なるほど、何十人に声が届くとしたら色々と大変そうね。

「さて、ロア。君の剣がどれだけ使えるか見ておきたい。剣を構えてくれ」

 マルコ副団長はそう言うと、帯剣していた剣を鞘から引き抜いた。先ほどとは打って変わり、マルコ副団長からは威圧を感じる。手を抜いてかかれば直ぐに返り討ちにあう。私はマルコ副団長の間合いから出るように後ろへ下がりながら剣を抜く。

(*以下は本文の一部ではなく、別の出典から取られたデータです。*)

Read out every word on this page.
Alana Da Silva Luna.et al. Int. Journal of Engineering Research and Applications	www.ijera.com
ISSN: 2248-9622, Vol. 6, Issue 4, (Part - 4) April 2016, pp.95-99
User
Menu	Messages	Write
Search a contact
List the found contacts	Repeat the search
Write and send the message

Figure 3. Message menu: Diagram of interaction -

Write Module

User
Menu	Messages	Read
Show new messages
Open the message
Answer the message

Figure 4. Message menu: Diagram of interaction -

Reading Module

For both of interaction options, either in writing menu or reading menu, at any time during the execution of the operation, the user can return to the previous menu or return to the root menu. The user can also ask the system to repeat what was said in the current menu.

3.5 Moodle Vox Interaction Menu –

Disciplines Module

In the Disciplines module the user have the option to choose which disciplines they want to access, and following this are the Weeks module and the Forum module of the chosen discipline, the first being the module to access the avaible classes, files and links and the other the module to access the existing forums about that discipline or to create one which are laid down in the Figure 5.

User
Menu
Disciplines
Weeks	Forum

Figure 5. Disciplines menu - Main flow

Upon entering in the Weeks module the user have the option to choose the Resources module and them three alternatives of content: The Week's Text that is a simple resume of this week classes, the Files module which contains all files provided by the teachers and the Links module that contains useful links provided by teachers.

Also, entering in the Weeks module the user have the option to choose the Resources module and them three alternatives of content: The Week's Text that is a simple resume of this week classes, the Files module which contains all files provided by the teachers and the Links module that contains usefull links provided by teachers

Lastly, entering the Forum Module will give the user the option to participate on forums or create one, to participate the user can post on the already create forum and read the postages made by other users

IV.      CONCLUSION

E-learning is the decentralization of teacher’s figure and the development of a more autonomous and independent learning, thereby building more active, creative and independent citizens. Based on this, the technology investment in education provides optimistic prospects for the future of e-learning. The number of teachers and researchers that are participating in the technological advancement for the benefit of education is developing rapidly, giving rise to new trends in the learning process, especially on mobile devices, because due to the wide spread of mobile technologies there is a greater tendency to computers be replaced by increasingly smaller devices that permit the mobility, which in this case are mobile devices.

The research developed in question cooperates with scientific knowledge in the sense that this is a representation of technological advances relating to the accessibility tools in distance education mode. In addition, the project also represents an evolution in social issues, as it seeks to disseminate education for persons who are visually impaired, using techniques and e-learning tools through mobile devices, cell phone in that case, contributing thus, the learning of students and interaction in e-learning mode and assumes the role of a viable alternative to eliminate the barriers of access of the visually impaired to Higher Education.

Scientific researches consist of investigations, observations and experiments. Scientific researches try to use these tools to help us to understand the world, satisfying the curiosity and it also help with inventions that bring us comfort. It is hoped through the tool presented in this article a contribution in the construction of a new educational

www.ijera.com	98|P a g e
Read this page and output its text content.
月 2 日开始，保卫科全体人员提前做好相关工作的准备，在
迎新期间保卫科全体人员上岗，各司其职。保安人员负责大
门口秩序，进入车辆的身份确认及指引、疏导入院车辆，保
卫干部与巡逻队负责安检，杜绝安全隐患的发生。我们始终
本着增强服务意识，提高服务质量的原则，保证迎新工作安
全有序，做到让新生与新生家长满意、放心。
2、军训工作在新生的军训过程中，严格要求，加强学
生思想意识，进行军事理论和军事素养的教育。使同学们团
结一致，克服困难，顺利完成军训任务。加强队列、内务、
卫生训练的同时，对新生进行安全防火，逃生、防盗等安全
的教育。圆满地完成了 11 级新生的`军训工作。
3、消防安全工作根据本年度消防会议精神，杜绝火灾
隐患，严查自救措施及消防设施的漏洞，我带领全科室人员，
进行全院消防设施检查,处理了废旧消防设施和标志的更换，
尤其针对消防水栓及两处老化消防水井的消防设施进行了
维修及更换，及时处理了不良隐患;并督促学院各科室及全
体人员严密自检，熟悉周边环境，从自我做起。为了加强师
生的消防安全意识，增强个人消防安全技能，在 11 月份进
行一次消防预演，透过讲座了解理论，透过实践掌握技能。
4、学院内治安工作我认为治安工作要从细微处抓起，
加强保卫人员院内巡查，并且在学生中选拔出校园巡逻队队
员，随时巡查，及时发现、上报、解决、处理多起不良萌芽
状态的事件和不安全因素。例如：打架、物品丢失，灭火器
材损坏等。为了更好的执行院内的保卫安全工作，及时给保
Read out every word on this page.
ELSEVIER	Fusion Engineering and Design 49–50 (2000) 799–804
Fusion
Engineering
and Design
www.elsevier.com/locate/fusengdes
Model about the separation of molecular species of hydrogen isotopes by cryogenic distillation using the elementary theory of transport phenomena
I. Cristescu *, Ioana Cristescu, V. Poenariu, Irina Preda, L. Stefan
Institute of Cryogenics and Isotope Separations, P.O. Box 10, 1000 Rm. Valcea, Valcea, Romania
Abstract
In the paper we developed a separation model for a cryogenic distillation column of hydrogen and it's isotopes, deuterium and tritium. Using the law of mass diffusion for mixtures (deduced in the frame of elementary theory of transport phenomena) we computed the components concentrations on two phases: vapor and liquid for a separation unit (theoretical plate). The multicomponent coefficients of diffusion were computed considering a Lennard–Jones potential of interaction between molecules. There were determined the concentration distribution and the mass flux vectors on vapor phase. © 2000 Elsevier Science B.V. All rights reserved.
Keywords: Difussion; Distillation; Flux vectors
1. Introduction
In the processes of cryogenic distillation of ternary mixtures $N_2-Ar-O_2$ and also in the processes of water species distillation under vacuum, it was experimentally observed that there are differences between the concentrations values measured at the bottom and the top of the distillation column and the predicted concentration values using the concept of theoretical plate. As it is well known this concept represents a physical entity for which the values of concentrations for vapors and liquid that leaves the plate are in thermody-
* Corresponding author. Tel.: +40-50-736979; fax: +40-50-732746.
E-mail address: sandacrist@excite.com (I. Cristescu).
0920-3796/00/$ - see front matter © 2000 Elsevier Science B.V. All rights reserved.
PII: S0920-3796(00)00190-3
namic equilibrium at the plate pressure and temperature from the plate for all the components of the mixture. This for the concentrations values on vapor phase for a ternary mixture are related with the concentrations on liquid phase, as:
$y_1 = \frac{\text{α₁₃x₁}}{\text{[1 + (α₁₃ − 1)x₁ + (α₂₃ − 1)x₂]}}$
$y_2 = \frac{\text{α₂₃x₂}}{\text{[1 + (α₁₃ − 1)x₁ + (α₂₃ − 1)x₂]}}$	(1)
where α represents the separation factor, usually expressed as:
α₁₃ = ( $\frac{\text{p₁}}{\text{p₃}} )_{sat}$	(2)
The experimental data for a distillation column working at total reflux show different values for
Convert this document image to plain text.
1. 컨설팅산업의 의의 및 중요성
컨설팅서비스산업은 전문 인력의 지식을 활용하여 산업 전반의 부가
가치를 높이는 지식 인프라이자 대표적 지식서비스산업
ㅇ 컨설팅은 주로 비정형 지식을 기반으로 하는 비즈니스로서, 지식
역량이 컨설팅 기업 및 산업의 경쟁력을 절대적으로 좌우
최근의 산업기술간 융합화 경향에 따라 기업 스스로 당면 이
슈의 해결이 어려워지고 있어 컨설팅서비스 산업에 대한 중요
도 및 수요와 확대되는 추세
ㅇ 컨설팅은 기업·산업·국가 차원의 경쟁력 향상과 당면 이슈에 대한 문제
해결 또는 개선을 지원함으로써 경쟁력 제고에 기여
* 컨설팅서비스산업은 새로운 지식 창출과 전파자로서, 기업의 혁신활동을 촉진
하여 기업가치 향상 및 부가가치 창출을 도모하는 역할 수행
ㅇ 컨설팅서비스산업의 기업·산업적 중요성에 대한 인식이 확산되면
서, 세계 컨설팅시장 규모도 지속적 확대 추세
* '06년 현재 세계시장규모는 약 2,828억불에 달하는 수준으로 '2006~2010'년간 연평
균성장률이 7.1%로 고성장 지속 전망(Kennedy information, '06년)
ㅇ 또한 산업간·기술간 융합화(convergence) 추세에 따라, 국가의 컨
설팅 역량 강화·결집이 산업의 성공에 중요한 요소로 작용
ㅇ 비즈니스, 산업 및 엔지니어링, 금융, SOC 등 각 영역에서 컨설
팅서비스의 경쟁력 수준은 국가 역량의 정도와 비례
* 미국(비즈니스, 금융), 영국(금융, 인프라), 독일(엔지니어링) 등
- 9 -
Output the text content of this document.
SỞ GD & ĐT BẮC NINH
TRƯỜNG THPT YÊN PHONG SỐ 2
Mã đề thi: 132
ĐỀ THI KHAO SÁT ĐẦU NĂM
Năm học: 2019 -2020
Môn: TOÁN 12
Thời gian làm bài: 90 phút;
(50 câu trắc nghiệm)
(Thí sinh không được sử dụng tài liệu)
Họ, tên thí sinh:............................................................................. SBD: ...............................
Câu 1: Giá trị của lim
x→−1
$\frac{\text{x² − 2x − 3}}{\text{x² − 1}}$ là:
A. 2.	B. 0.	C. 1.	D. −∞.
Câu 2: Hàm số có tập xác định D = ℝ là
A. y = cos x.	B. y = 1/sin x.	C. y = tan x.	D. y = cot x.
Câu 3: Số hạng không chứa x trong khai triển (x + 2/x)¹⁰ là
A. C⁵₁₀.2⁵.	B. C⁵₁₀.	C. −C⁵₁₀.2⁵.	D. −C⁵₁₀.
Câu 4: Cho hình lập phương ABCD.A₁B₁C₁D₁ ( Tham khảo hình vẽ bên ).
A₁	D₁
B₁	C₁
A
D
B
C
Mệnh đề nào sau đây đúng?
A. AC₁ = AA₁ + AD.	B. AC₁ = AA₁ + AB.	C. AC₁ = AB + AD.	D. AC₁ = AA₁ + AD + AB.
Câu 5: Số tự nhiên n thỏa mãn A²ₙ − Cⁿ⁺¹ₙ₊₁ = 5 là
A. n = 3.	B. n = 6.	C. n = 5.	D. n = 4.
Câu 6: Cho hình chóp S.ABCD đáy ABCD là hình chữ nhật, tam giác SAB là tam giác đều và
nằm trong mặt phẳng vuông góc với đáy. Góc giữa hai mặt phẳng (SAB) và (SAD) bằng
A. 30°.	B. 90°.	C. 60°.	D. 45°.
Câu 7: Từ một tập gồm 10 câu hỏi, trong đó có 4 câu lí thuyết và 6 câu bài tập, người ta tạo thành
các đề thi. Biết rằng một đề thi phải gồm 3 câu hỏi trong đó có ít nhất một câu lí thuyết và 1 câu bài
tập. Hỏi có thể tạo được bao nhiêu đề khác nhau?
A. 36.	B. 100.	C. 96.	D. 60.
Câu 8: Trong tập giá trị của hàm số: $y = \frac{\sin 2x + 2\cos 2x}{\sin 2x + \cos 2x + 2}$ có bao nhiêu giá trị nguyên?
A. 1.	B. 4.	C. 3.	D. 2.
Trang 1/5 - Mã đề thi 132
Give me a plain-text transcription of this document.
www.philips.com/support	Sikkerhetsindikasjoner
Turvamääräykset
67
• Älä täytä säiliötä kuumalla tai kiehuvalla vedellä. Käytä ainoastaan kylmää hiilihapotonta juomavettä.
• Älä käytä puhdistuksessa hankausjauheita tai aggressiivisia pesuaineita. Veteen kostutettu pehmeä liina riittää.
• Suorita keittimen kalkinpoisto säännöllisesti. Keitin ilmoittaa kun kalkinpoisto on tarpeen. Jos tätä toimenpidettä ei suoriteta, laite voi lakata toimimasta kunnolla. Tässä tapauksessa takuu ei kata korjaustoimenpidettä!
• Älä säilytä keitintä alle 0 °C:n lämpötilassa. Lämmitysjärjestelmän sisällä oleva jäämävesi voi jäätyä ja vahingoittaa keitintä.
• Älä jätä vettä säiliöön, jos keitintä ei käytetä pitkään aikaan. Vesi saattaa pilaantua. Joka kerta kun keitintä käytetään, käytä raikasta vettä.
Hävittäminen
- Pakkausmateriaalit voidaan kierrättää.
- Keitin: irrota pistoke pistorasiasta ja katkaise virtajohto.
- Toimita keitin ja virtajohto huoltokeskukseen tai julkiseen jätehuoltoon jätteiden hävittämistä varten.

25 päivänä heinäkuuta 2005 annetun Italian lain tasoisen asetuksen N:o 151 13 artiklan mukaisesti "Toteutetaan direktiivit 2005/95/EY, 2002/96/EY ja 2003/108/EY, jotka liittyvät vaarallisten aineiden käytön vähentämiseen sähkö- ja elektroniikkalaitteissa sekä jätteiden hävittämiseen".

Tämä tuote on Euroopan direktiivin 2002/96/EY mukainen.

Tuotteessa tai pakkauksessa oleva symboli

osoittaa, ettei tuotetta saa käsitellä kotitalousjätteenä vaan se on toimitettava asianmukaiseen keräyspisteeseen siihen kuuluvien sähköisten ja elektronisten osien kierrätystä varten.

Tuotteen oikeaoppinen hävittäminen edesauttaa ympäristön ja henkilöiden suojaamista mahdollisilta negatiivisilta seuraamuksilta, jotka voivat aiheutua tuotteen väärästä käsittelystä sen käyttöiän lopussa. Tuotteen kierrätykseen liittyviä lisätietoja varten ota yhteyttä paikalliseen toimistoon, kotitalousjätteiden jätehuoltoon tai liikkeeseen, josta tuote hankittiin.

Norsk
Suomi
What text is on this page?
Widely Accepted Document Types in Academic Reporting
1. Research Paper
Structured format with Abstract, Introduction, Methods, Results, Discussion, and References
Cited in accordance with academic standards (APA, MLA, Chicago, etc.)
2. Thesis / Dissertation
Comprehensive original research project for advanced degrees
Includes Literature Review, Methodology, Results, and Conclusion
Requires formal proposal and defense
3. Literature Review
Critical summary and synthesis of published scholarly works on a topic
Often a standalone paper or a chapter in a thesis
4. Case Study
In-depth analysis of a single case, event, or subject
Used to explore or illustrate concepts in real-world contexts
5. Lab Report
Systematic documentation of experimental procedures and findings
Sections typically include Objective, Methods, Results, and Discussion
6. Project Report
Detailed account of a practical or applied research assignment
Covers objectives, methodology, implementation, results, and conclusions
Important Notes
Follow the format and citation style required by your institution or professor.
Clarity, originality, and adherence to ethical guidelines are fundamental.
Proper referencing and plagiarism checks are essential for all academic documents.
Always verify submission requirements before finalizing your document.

少しの睨み合いが続いた後、マルコ副団長がフッと勢いよく私の間合いに入ってきて斬りかかる。私は躱しながら反撃に出た。しかし、その攻撃も上手く躱される。そして今度は私から斬りかかり、マルコ副団長が受け止める。何度か繰り返した後、私が攻撃し、彼が剣で受け止めた時、私はそのまま素早く足払いをするが避けられた。けれど、その瞬間に片手で隠していたダガーを投げる。

「ふむ、終了だ。君は投擲もするのか。腕は良いが、ダガーは変えた方がいい。さぁ、部屋に戻るか」

マルコ副団長は剣を鞘に戻し、私を待つ。私は突然の終了に少し拍子抜けしながらも剣を収めてから壁に刺さっているダガーを引き抜いて装備しなおす。投擲にダガーは向いていないのかしら?まぁ、このダガーは対魔物用なのでナイフ部分が他の投擲部分より大きいのかもしれないし初心者用の物だしね。そろそろ買い替えてもいいように思う。

部屋に戻った時、私の机が用意されている事に気づいた。